The Knowledge to Establish When You Join a Project
The cheapest time to understand a project is the moment you arrive
The single highest-leverage moment to invest in understanding a project is when you first join it. Everything is unfamiliar, which means everything you learn now compounds across all the work that follows. And this holds whether you're stepping onto an active team or inheriting a dormant codebase where you happen to be the only person who will ever touch it. The instinct to "just start coding" is exactly the instinct to resist.
Three pillars of foundational knowledge#
When I join something new, I try to establish three things deliberately rather than absorbing them by accident over months.
A project syllabus#
The first pillar is a syllabus: a single place that captures the orienting context of the project. That includes the business context (what this thing is for and why it exists), the people involved and the personas the software serves, the features that make up the product, the operational tasks that keep it running, and the tooling the project depends on. A syllabus turns "I'll figure it out eventually" into "here's where the map lives." It's the document I wish existed every time one didn't.

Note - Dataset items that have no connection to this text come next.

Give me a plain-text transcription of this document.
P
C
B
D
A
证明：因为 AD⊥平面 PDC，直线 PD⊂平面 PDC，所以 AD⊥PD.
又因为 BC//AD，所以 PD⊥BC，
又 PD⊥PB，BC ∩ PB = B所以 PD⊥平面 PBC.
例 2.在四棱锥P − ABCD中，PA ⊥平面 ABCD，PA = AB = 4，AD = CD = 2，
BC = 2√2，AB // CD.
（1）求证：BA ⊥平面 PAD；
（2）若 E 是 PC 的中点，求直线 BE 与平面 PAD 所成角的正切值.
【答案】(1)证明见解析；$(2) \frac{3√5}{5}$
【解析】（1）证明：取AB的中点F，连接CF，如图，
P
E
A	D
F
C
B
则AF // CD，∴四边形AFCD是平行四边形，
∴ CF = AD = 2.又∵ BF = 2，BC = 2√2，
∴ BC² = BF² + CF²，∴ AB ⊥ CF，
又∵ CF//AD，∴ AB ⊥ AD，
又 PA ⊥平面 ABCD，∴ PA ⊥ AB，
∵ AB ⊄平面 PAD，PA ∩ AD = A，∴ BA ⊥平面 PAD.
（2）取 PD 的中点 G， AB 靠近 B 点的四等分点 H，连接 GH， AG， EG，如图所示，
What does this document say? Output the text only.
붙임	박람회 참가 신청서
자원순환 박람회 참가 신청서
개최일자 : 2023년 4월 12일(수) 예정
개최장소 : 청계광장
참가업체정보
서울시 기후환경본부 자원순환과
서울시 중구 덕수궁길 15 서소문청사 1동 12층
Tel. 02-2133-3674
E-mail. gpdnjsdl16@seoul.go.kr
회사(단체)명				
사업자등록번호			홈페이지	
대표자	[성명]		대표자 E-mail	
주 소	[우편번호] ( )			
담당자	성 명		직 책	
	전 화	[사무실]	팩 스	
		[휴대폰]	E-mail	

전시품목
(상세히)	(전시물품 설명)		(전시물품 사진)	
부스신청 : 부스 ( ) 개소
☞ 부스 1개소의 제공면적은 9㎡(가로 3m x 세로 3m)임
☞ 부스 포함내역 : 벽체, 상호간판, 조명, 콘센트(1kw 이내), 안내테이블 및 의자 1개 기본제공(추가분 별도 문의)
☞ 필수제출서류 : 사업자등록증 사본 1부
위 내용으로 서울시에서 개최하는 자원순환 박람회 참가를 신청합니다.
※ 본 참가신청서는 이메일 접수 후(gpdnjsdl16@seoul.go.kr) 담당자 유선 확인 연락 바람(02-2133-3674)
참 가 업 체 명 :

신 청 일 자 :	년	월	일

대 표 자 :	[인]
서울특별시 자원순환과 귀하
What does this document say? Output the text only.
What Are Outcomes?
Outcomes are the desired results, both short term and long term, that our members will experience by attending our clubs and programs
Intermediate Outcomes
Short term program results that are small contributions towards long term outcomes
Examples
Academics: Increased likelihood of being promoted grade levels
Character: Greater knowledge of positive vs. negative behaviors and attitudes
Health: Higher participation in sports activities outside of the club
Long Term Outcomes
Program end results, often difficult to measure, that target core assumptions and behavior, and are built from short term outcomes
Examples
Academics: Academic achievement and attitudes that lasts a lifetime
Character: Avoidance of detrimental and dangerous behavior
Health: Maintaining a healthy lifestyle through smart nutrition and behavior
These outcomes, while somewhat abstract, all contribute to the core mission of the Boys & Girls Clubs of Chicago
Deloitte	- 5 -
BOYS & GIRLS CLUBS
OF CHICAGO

Well-documented source repositories#
The second pillar is strong READMEs in the source repositories. A README earns its keep when it answers the questions a newcomer actually has:
- Purpose — what is this repo and what does it do?
- Tech stack — what is it built with?
- Local setup — how do I get it running on my machine?

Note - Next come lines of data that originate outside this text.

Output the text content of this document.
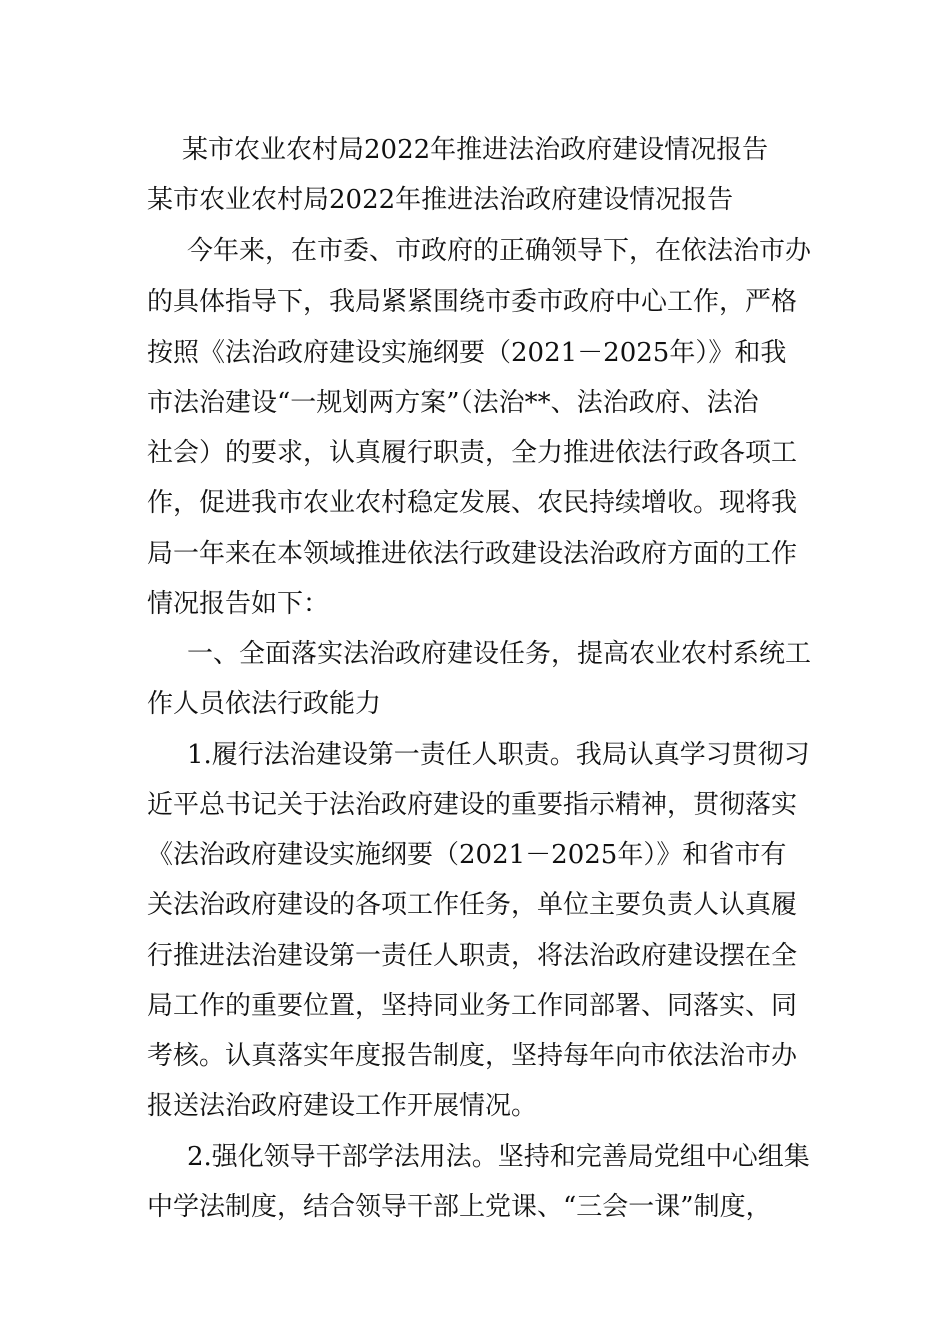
某市农业农村局2022年推进法治政府建设情况报告
某市农业农村局2022年推进法治政府建设情况报告
今年来，在市委、市政府的正确领导下，在依法治市办
的具体指导下，我局紧紧围绕市委市政府中心工作，严格
按照《法治政府建设实施纲要（2021－2025年）》和我
市法治建设“一规划两方案”（法治**、法治政府、法治
社会）的要求，认真履行职责，全力推进依法行政各项工
作，促进我市农业农村稳定发展、农民持续增收。现将我
局一年来在本领域推进依法行政建设法治政府方面的工作
情况报告如下：
一、全面落实法治政府建设任务，提高农业农村系统工
作人员依法行政能力
1.履行法治建设第一责任人职责。我局认真学习贯彻习
近平总书记关于法治政府建设的重要指示精神，贯彻落实
《法治政府建设实施纲要（2021－2025年）》和省市有
关法治政府建设的各项工作任务，单位主要负责人认真履
行推进法治建设第一责任人职责，将法治政府建设摆在全
局工作的重要位置，坚持同业务工作同部署、同落实、同
考核。认真落实年度报告制度，坚持每年向市依法治市办
报送法治政府建设工作开展情况。
2.强化领导干部学法用法。坚持和完善局党组中心组集
中学法制度，结合领导干部上党课、“三会一课”制度，
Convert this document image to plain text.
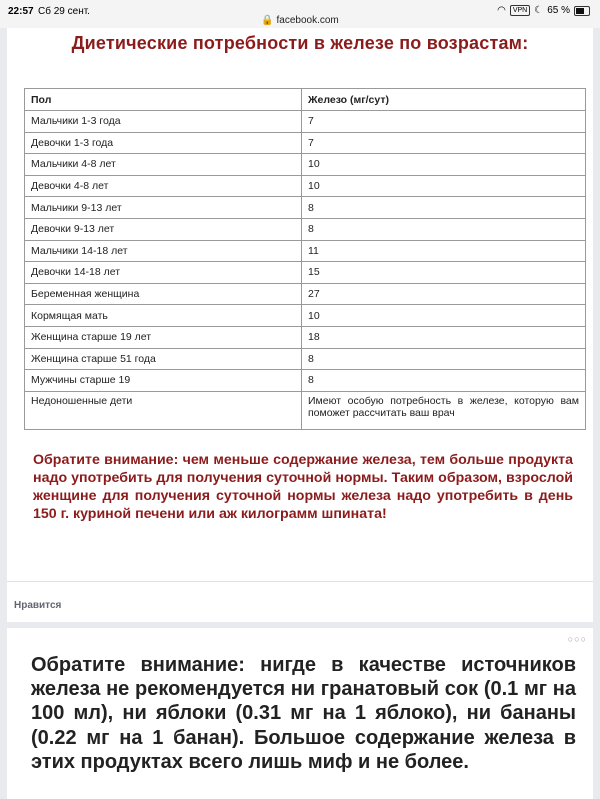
22:57 Сб 29 сент.
🔒 facebook.com
◠	VPN ☾ 65 %
Диетические потребности в железе по возрастам:
Пол	Железо (мг/сут)
Мальчики 1-3 года	7
Девочки 1-3 года	7
Мальчики 4-8 лет	10
Девочки 4-8 лет	10
Мальчики 9-13 лет	8
Девочки 9-13 лет	8
Мальчики 14-18 лет	11
Девочки 14-18 лет	15
Беременная женщина	27
Кормящая мать	10
Женщина старше 19 лет	18
Женщина старше 51 года	8
Мужчины старше 19	8
Недоношенные дети	Имеют особую потребность в железе, которую вам поможет рассчитать ваш врач
Обратите внимание: чем меньше содержание железа, тем больше продукта надо употребить для получения суточной нормы. Таким образом, взрослой женщине для получения суточной нормы железа надо употребить в день 150 г. куриной печени или аж килограмм шпината!
Нравится
○○○
Обратите внимание: нигде в качестве источников железа не рекомендуется ни гранатовый сок (0.1 мг на 100 мл), ни яблоки (0.31 мг на 1 яблоко), ни бананы (0.22 мг на 1 банан). Большое содержание железа в этих продуктах всего лишь миф и не более.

- Testing — how do I run the tests and trust them?
- Deployment — how does this get to production?
If a repo can answer those five questions clearly, a new engineer can become productive in it on day one instead of day ten. If it can't, every joiner pays the same discovery tax over and over.
The right mindset#
The third pillar is the one people skip, and it's the one that ties the other two together. Set up not just yourself but every future joiner for success. When you write the syllabus and the READMEs, you're not only solving your own confusion today; you're writing them for the next person who arrives after you've moved on. This is the same empathy I bring to code, the idea that the future engineer is often a future version of you. Documentation written only for present-you tends to be thin, because present-you already knows the missing context. Documentation written for a stranger is the documentation that actually helps.
It applies to every project, not just the big ones#
A common mistake is treating this as ceremony reserved for large, important projects. Small projects benefit just as much, arguably more, because small projects are exactly the ones where nobody bothers to write anything down and the context evaporates the instant the original author looks away. A two-week tool with a clear README and a paragraph of business context can be picked up again a year later in an afternoon. The same tool with nothing written down is an archaeology project.
The compounding payoff#
Establishing these three pillars early feels like overhead in the moment, when you're itching to ship. But the return shows up every single time someone, including future-you, has to understand the project again. Front-loading this knowledge at the cheapest possible moment, the moment you join, is one of the highest-return habits I know in software. Build the syllabus, document the repos, and write all of it for the person who comes next.